Given these advances, you might ask why we aren't singing the praises of cloud computing and the idea of gaming regardless of platform. The answer is that while Nvidia's advances are noteworthy and important, they represent one part of the tremendous difficulty of moving to a cloud-style ecosystem.
Building games in the cloud for mass deployment means building new data centers that use servers customized for NV GPUs. Those data centers still need to be fairly close to the customers they intend to serve. The game engines for these titles have to be explicitly designed to facilitate this type of ultra-low-latency data streaming, and there's the very real chance that optimizing for ultra-fast streaming could be at odds with current multi-threading practices.

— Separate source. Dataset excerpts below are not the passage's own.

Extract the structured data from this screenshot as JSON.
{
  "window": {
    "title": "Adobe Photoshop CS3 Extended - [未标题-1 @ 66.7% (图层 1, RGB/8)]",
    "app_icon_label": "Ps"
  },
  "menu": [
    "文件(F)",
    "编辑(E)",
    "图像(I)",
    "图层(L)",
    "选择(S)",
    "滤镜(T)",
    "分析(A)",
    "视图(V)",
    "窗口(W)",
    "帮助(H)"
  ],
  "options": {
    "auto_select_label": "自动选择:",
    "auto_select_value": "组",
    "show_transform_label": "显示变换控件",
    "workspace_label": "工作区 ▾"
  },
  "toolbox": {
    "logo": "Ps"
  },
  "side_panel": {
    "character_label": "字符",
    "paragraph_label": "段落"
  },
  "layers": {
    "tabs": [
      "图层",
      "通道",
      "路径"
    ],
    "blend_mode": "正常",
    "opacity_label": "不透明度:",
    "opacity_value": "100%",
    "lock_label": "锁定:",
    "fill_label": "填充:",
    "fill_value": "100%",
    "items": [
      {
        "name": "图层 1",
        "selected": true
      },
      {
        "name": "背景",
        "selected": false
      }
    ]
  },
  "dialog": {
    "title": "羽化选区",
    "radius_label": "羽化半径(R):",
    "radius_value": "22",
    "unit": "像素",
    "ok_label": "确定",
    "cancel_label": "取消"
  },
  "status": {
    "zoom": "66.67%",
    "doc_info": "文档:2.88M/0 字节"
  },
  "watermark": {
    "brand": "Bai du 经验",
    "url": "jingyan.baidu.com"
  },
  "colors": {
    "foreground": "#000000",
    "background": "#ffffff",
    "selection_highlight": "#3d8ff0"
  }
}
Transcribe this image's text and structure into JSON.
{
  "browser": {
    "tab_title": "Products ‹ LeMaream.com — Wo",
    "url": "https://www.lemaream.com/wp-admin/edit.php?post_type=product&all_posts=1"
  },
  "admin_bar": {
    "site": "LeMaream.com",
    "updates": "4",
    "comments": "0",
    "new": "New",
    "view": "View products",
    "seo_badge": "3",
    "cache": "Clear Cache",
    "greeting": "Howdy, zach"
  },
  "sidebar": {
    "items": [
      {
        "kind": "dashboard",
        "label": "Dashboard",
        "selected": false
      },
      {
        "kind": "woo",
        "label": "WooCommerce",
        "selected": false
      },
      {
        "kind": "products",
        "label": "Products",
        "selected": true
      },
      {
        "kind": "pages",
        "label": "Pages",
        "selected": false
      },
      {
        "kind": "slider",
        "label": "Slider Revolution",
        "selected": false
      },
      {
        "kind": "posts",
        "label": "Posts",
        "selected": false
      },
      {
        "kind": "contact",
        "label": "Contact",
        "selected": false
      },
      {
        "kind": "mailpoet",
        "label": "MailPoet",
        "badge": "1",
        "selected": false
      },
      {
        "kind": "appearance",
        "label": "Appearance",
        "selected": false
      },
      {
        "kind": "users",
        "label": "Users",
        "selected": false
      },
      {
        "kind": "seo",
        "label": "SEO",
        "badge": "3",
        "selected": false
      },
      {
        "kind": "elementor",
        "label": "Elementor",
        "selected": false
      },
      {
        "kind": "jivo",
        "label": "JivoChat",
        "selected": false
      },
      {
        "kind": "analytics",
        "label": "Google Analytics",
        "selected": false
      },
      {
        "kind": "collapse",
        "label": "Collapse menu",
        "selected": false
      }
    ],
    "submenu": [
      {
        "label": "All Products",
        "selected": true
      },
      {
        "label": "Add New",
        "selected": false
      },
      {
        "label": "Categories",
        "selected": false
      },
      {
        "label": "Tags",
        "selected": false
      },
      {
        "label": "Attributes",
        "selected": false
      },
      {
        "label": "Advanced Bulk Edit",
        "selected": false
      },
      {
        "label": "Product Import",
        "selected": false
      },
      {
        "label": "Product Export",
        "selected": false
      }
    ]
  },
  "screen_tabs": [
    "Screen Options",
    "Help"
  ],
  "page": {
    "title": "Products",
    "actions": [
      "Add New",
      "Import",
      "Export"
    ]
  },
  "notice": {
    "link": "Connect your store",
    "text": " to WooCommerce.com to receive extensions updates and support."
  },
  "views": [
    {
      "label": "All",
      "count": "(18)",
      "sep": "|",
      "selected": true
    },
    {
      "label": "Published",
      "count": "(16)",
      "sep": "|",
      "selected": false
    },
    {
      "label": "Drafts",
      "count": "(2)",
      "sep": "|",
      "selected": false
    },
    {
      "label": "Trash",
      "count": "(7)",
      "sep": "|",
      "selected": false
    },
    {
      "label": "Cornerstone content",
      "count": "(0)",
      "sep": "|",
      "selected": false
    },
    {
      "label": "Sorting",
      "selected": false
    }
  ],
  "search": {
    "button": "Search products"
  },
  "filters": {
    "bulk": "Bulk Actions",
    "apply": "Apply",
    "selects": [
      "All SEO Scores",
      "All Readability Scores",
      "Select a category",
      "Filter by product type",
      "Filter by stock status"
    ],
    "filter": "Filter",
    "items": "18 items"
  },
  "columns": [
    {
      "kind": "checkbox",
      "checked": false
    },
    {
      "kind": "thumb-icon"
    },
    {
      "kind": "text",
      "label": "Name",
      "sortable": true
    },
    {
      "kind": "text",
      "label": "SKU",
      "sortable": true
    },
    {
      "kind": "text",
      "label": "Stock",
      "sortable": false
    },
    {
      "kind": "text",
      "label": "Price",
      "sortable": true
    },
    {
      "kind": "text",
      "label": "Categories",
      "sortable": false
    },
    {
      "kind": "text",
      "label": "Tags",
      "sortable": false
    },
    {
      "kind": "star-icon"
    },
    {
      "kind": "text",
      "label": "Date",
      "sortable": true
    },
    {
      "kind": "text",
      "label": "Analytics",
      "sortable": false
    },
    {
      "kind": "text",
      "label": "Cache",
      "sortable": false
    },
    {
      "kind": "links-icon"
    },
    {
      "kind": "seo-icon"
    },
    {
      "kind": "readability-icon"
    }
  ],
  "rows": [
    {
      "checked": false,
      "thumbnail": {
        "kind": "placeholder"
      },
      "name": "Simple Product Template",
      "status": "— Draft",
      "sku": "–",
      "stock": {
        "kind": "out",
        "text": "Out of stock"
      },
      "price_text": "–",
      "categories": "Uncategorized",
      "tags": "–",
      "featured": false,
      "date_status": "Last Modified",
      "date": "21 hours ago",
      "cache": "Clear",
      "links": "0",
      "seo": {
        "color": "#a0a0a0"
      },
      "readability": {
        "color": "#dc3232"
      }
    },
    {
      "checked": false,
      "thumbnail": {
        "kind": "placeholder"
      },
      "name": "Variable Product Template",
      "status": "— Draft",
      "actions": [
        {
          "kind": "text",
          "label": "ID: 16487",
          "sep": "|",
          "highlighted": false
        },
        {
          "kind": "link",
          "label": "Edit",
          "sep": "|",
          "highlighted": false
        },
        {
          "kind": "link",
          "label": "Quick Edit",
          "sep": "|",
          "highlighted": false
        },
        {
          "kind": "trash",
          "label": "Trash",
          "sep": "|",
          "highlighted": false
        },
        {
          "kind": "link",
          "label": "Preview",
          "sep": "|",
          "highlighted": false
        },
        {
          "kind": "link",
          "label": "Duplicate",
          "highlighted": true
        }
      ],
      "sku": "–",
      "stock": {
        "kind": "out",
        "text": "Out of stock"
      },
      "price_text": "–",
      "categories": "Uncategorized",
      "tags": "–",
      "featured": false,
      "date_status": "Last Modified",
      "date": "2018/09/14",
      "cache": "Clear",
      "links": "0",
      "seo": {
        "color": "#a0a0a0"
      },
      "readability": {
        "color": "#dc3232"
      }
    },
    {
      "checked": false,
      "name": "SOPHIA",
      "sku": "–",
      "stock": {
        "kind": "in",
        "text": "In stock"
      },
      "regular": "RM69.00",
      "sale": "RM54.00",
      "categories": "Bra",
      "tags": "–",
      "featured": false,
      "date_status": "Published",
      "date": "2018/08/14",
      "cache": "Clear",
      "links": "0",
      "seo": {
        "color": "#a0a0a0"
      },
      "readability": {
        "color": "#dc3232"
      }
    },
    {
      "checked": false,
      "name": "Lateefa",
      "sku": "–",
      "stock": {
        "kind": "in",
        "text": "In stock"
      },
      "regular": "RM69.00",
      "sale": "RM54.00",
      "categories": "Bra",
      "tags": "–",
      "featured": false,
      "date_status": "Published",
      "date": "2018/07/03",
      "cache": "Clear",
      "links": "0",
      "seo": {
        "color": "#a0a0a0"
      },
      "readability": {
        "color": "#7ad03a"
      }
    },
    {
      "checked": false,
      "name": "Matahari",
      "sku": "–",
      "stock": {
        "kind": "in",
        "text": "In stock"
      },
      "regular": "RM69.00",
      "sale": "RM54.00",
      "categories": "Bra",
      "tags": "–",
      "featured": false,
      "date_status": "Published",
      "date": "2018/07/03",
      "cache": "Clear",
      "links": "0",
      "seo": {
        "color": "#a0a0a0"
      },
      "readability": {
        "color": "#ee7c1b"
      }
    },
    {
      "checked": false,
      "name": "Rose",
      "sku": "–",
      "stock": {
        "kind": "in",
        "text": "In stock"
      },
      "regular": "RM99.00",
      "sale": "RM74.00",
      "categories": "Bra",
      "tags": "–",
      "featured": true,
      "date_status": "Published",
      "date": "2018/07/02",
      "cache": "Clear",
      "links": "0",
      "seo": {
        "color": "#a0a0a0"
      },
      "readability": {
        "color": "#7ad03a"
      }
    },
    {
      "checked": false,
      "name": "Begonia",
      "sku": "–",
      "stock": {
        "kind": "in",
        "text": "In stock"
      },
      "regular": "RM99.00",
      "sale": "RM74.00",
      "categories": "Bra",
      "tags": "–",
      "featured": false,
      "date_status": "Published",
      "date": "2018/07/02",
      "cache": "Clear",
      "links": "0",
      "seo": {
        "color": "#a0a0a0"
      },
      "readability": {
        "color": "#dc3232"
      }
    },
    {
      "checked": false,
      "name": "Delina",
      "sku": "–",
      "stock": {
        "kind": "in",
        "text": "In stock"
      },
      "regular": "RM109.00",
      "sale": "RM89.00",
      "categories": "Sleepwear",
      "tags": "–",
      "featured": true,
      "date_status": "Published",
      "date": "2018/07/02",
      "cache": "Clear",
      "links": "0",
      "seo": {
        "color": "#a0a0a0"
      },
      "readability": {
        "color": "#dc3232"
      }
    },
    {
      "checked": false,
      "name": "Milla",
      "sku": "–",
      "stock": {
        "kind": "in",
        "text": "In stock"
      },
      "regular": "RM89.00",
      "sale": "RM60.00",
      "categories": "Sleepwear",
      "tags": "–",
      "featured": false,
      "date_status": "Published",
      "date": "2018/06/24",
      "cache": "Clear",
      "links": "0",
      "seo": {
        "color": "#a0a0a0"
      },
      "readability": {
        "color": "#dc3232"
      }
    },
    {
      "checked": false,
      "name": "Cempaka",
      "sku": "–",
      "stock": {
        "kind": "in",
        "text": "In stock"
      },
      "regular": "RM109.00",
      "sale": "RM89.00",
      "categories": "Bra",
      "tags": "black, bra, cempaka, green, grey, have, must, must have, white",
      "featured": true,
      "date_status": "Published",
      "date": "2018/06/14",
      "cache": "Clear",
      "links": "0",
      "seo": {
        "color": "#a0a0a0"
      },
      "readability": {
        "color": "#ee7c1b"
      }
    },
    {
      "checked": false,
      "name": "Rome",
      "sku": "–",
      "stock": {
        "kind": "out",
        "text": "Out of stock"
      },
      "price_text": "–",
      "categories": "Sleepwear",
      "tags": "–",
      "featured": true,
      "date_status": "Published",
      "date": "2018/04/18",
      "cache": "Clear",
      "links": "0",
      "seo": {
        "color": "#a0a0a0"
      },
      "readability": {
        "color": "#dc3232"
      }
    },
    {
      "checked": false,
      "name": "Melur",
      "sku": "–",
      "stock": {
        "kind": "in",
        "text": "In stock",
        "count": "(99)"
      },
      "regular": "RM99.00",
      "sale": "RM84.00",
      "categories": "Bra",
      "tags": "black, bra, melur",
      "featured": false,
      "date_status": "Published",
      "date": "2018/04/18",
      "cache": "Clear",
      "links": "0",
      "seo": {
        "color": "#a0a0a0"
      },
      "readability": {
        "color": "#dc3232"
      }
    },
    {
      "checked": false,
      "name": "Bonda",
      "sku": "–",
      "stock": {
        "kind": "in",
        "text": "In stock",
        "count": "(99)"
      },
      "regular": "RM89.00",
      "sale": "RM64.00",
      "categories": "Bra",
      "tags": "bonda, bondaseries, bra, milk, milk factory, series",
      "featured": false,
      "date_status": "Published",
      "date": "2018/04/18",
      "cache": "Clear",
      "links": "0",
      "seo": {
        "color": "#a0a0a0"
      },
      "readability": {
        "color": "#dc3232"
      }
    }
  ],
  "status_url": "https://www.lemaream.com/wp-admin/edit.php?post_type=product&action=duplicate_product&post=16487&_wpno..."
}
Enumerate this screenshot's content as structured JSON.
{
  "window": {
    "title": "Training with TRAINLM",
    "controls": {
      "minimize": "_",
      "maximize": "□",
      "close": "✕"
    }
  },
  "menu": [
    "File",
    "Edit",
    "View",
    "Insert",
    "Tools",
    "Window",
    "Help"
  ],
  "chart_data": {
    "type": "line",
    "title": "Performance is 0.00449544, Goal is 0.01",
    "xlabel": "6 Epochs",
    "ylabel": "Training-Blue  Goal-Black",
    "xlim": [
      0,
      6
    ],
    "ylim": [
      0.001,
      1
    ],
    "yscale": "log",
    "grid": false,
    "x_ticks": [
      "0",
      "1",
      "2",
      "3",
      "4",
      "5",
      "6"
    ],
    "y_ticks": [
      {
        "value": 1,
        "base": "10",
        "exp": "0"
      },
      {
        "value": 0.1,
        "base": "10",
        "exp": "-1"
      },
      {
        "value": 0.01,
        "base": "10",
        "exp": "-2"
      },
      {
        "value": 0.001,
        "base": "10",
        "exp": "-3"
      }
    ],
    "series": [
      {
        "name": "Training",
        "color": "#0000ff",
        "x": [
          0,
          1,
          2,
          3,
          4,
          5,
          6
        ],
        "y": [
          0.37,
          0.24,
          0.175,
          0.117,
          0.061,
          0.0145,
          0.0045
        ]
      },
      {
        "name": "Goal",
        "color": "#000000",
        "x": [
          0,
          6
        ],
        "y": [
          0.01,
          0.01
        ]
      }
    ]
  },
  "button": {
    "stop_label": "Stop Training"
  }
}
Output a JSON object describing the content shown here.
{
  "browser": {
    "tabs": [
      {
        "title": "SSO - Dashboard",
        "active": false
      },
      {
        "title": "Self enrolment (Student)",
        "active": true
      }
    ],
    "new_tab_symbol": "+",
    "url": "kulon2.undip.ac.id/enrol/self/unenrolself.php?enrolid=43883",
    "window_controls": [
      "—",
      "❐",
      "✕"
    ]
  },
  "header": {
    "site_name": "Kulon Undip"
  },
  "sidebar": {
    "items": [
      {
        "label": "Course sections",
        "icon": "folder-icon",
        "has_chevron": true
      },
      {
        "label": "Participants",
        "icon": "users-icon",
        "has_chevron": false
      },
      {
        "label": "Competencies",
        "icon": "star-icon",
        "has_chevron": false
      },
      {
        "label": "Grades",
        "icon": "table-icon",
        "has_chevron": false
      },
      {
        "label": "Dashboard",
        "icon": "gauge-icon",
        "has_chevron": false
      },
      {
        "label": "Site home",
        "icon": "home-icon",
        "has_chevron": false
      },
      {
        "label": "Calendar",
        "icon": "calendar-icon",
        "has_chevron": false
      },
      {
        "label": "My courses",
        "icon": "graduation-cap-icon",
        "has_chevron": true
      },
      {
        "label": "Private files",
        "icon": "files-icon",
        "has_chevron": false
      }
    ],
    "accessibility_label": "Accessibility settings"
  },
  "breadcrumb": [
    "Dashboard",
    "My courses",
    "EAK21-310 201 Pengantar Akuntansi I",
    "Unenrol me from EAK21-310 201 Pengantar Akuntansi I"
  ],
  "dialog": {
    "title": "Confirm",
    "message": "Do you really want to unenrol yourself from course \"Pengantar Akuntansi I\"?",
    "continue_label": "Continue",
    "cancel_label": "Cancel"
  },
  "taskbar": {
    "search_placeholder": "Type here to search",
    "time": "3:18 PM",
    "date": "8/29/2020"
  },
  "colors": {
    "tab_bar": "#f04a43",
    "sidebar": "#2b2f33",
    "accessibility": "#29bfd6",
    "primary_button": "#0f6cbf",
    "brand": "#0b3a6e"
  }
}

The idea of multi-threading is that you hide fairly high latencies by carefully managing rendering and drawing across multiple cores. Developing engines that balance this effectively takes years.
Step outside the data center, and there's the question of consumer-level throughput. Is the infrastructure generally in place to support such solutions? What do you do with cellular / wireless connections and how do you address the sizeable impact on battery life if the consumer's wireless radio is on full-tilt while gaming? How do you design a game UI effectively when your title has to play across 4-5 distinct controllers and touchscreens?
Finally, there's the practical bottom line. The Wii U doesn't have a Kepler-based GPU. Neither do the Xbox Durango or PlayStation Orbis. That means the next console generation won't support this type of gaming, and Microsoft, Sony, and Nintendo are three of the only companies with sufficient resources to implement this type of solution nationwide.
Will cloud gaming grow? Of course. There are cloud gaming services now
, and the idea has merit. There's nothing wrong with what Nvidia has demo'd or the advances it's made. When it comes to declaring VGX a "disruptive technology," however, we suggest skipping the Kool Aid in favor of a dose of reality.